December 08, 2014

Matrilineal vs Hukum Waris Islam -- UMMI

Masyarakat yang menganut sistem matrilineal mengatur garis keturunannya dari pihak ibu. “Dalam kekerabatan Minang dikenal istilah samande atau seibu. Sedangkan ayah justru disebut sumando atau ipar,” kata Akmal. Kaum lelaki dianggap tamu dalam keluarga. Dalam adat Minang, posisi perempuan memang sangat ditinggikan. Seorang ibu bahkan disebut limpapeh rumah nan gadangatau pilar rumah tangga
            Perempuan Minang juga menjadi ahli waris, bertentangan dengan hukum waris Islam yang diatur berdasarkan nasab ayah. Dalam budaya Minangkabau dikenal harta pusaka tinggi dan harta pusaka rendah. Harta pusaka tinggi adalah warisan turun temurun dari pihak keluarga perempuan yang tidak boleh sembarangan digadaikan. Sedangkan harta pusaka rendah merupakan harta dari hasil jerih payah seseorang. 
            Inilah yang kerap menjadi kontroversi, bahwa hanya harta pusaka rendah yang diwariskan mengikuti ajaran Islam.

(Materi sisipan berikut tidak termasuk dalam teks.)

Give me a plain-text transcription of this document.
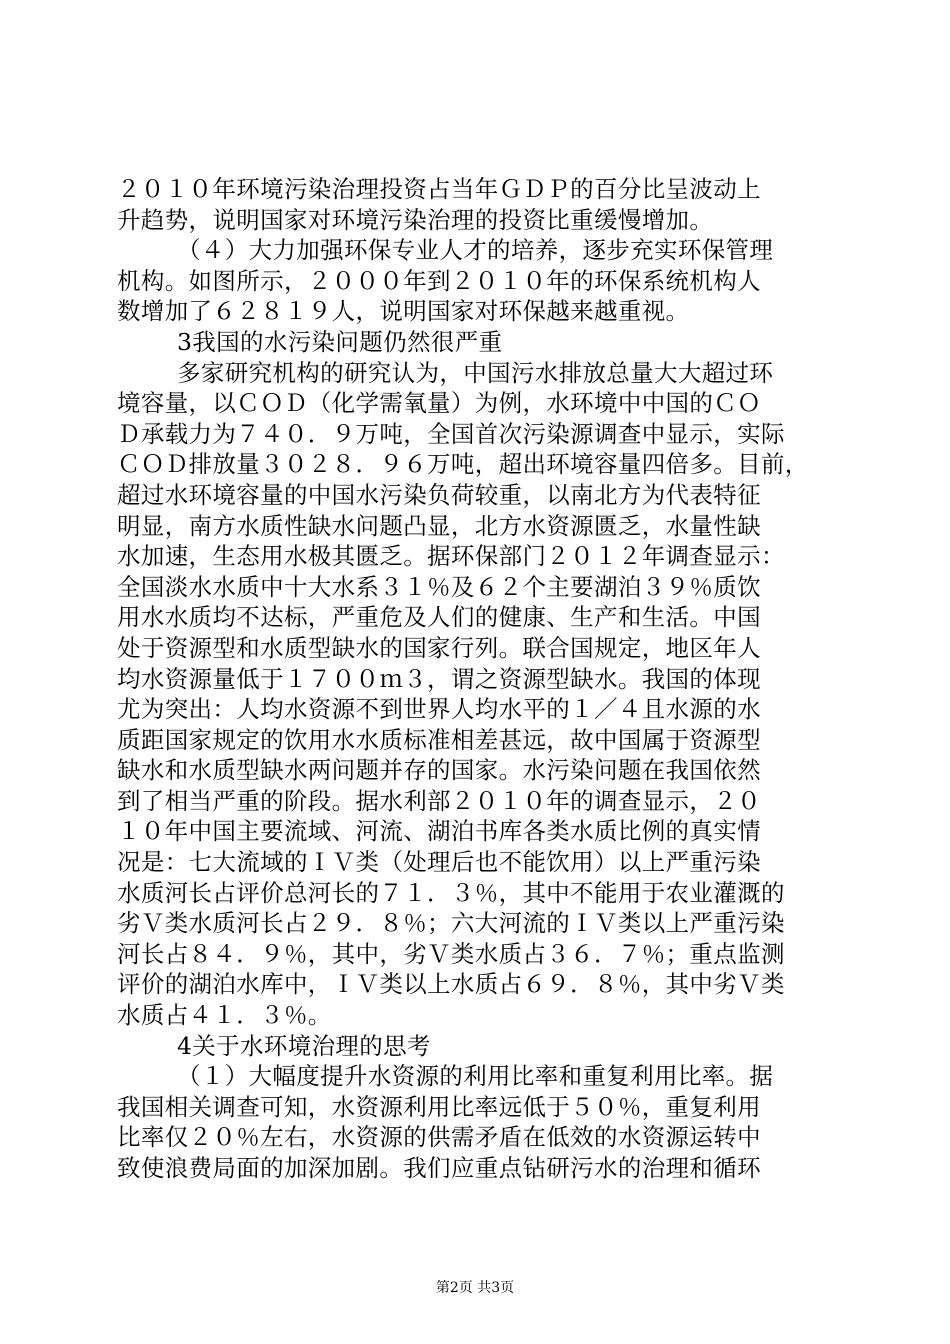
２０１０年环境污染治理投资占当年ＧＤＰ的百分比呈波动上
升趋势，说明国家对环境污染治理的投资比重缓慢增加。
（４）大力加强环保专业人才的培养，逐步充实环保管理
机构。如图所示，２０００年到２０１０年的环保系统机构人
数增加了６２８１９人，说明国家对环保越来越重视。
3我国的水污染问题仍然很严重
多家研究机构的研究认为，中国污水排放总量大大超过环
境容量，以ＣＯＤ（化学需氧量）为例，水环境中中国的ＣＯ
Ｄ承载力为７４０．９万吨，全国首次污染源调查中显示，实际
ＣＯＤ排放量３０２８．９６万吨，超出环境容量四倍多。目前，
超过水环境容量的中国水污染负荷较重，以南北方为代表特征
明显，南方水质性缺水问题凸显，北方水资源匮乏，水量性缺
水加速，生态用水极其匮乏。据环保部门２０１２年调查显示：
全国淡水水质中十大水系３１％及６２个主要湖泊３９％质饮
用水水质均不达标，严重危及人们的健康、生产和生活。中国
处于资源型和水质型缺水的国家行列。联合国规定，地区年人
均水资源量低于１７００ｍ３，谓之资源型缺水。我国的体现
尤为突出：人均水资源不到世界人均水平的１／４且水源的水
质距国家规定的饮用水水质标准相差甚远，故中国属于资源型
缺水和水质型缺水两问题并存的国家。水污染问题在我国依然
到了相当严重的阶段。据水利部２０１０年的调查显示，２０
１０年中国主要流域、河流、湖泊书库各类水质比例的真实情
况是：七大流域的ＩＶ类（处理后也不能饮用）以上严重污染
水质河长占评价总河长的７１．３％，其中不能用于农业灌溉的
劣Ｖ类水质河长占２９．８％；六大河流的ＩＶ类以上严重污染
河长占８４．９％，其中，劣Ｖ类水质占３６．７％；重点监测
评价的湖泊水库中，ＩＶ类以上水质占６９．８％，其中劣Ｖ类
水质占４１．３％。
4关于水环境治理的思考
（１）大幅度提升水资源的利用比率和重复利用比率。据
我国相关调查可知，水资源利用比率远低于５０％，重复利用
比率仅２０％左右，水资源的供需矛盾在低效的水资源运转中
致使浪费局面的加深加剧。我们应重点钻研污水的治理和循环
第2页 共3页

Sedangkan harta pusaka tinggi tetap pada aturan adat, tidak boleh digunakan. Satu-satunya ulama Minang ,yang juga imam besar Masjidil Haram pada akhir abad 19, Syeikh Ahmad Khatib Al-Minangkabawi, sangat menentang pengaturan ini. Ia sampai tidak mau kembali ke Minang karena konsisten dengan pendapatnya.
            Namun, Abdul Karim Amrullah atau Haji Rasul, ulama Minang yang juga ayahanda Buya Hamka, mengambil jalan tengah. Ia memfatwakan harta pusaka tinggi masuk ke dalam kategori wakaf yang boleh dimanfaatkan oleh pihak keluarga, tapi tak boleh diperjualbelikan. Inilah yang hingga kini dipegang oleh kebanyakan orang Minang.
            Menurut Akmal Basral, matrilineal dalam adat Minangkabau dan kontroversinya dengan hukum Islam menjadi grey area yang tak kunjung menemukan titik temu. Namun, di sisi lain, justru di situlah letak keunikan Minangkabau. Jeffrey Hadler dalam bukunya menyebut kasus Minangkabau sebagai sebuah “teka-teki sosiologis”. Artinya, bagaimana sistem matrilineal bisa berdampingan dengan ajaran Islam yang sangat kuat, itulah keunikan budaya Minangkabau.